Marlboro County was a mess. Things were flooded and trees were all the sudden bare, their colorful November leaves torn off in the wind. At Ellan, two shutters had been ripped and tossed into the backyard, and a whole row of shingles had cracked and slid off the roof. Plus, Daddy said that the window in our parlor was ruined. On the ground, tree limbs were scattered, and all of the flowers on my daddy’s camellia bushes had been blown clean off. Worse, my mama’s pecans were littered across the yard and down past the dairy barn. It took us days to gather them up.

All over, people had stories, the best being old Mr. MacKnight’s. He says that after the storm passed, he went about checking his outbuildings, and when he got to where his mule barn was supposed to be, the whole thing was missing. Scared, he looked everywhere for it. At daybreak, he says he rose and drove the fields around his house, looking and looking. Finally, just as he was giving up, he spotted the barn way down a dirt lane in the middle of a cornfield. When he reached it, he said that the outside looked fine, like nothing at all had happened. Excited, he flung open the barn doors . . . and there were all his mules, happy as can be after getting picked up and carried for almost half a mile. He says he was so relieved that he trembled like the biggest baby you ever saw.

Daddy told me that people don’t believe Mr. MacKnight’s story. A man who should know says that the barn always was right there and that Mr. MacKnight was getting too old and lonely to remember where his own outhouse was. Still, I believe him. I believe that a tornado could’ve done that sort of thing, because if one did, it means there’s a small amount of magic in the world.

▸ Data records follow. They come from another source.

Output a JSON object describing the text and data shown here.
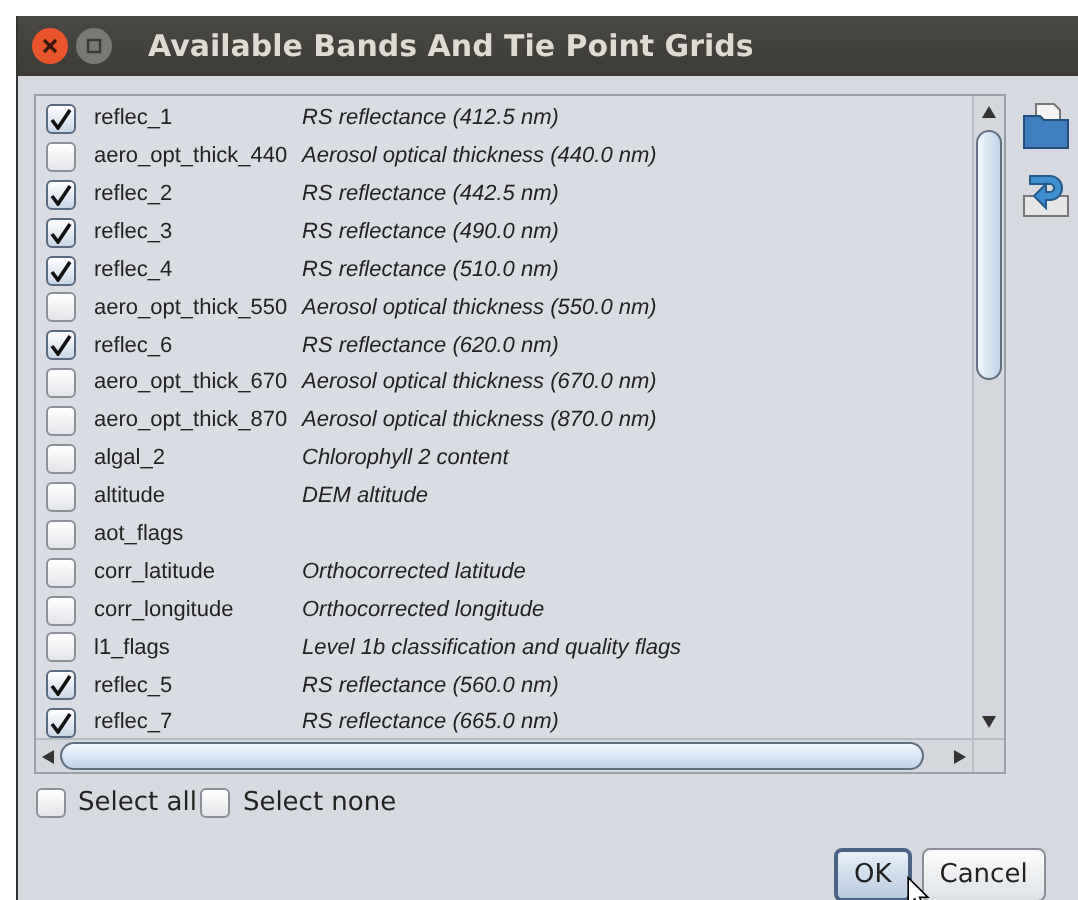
{
  "window": {
    "title": "Available Bands And Tie Point Grids"
  },
  "bands": [
    {
      "name": "reflec_1",
      "description": "RS reflectance (412.5 nm)",
      "checked": true
    },
    {
      "name": "aero_opt_thick_440",
      "description": "Aerosol optical thickness (440.0 nm)",
      "checked": false
    },
    {
      "name": "reflec_2",
      "description": "RS reflectance (442.5 nm)",
      "checked": true
    },
    {
      "name": "reflec_3",
      "description": "RS reflectance (490.0 nm)",
      "checked": true
    },
    {
      "name": "reflec_4",
      "description": "RS reflectance (510.0 nm)",
      "checked": true
    },
    {
      "name": "aero_opt_thick_550",
      "description": "Aerosol optical thickness (550.0 nm)",
      "checked": false
    },
    {
      "name": "reflec_6",
      "description": "RS reflectance (620.0 nm)",
      "checked": true
    },
    {
      "name": "aero_opt_thick_670",
      "description": "Aerosol optical thickness (670.0 nm)",
      "checked": false
    },
    {
      "name": "aero_opt_thick_870",
      "description": "Aerosol optical thickness (870.0 nm)",
      "checked": false
    },
    {
      "name": "algal_2",
      "description": "Chlorophyll 2 content",
      "checked": false
    },
    {
      "name": "altitude",
      "description": "DEM altitude",
      "checked": false
    },
    {
      "name": "aot_flags",
      "checked": false
    },
    {
      "name": "corr_latitude",
      "description": "Orthocorrected latitude",
      "checked": false
    },
    {
      "name": "corr_longitude",
      "description": "Orthocorrected longitude",
      "checked": false
    },
    {
      "name": "l1_flags",
      "description": "Level 1b classification and quality flags",
      "checked": false
    },
    {
      "name": "reflec_5",
      "description": "RS reflectance (560.0 nm)",
      "checked": true
    },
    {
      "name": "reflec_7",
      "description": "RS reflectance (665.0 nm)",
      "checked": true
    }
  ],
  "selectors": [
    {
      "label": "Select all",
      "checked": false
    },
    {
      "label": "Select none",
      "checked": false
    }
  ],
  "buttons": [
    {
      "label": "OK",
      "default": true
    },
    {
      "label": "Cancel",
      "default": false
    }
  ]
}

The morning after the storm, the front page of the Bennettsville Times announced, “Massive Front Brings Storms and Tornadoes.” A smaller headline explained, “Tree Falls on One of Bennettsville’s Finest Homes and the Gulf Floods.” The whole top portion of the front page was filled with that stuff. It even had a picture of a tornado in a cotton field. Still, there was plenty of room left for other articles. Underneath the top half of the paper, there was a story about the price of cotton falling and falling and another that told how a dog in Brownsville could bark “The Star-Spangled Banner” nearly perfect. At the very bottom, in a box, Mr. Salter had run my column. Above it, he’d written in medium-sized letters, “The Enlightened Views of a Child.” In smaller words was written, “Another article by Marlboro County’s favorite columnist, Little Darby Carmichael, with editorial assistance from Evette.”

My daddy calls my article the second big storm in as many days, but I don’t exactly agree; my story didn’t push over trees or knock down houses. It didn’t do what the cold front did.

The funny thing is, when I went to school in the morning, I didn’t even remember that my newspaper article was coming out. All I could think about was the storm and tumbling down the steps. I was telling everyone about that. I said, “Then the lights went out, and I nearly flew through the air, bashing my arm on the floor.” When Principal Casper requested my company halfway through arithmetic, I had no idea what he wanted. Shuffling down the hall, I figured he was mad at me for calling an older girl “dumb as dirt” the day before.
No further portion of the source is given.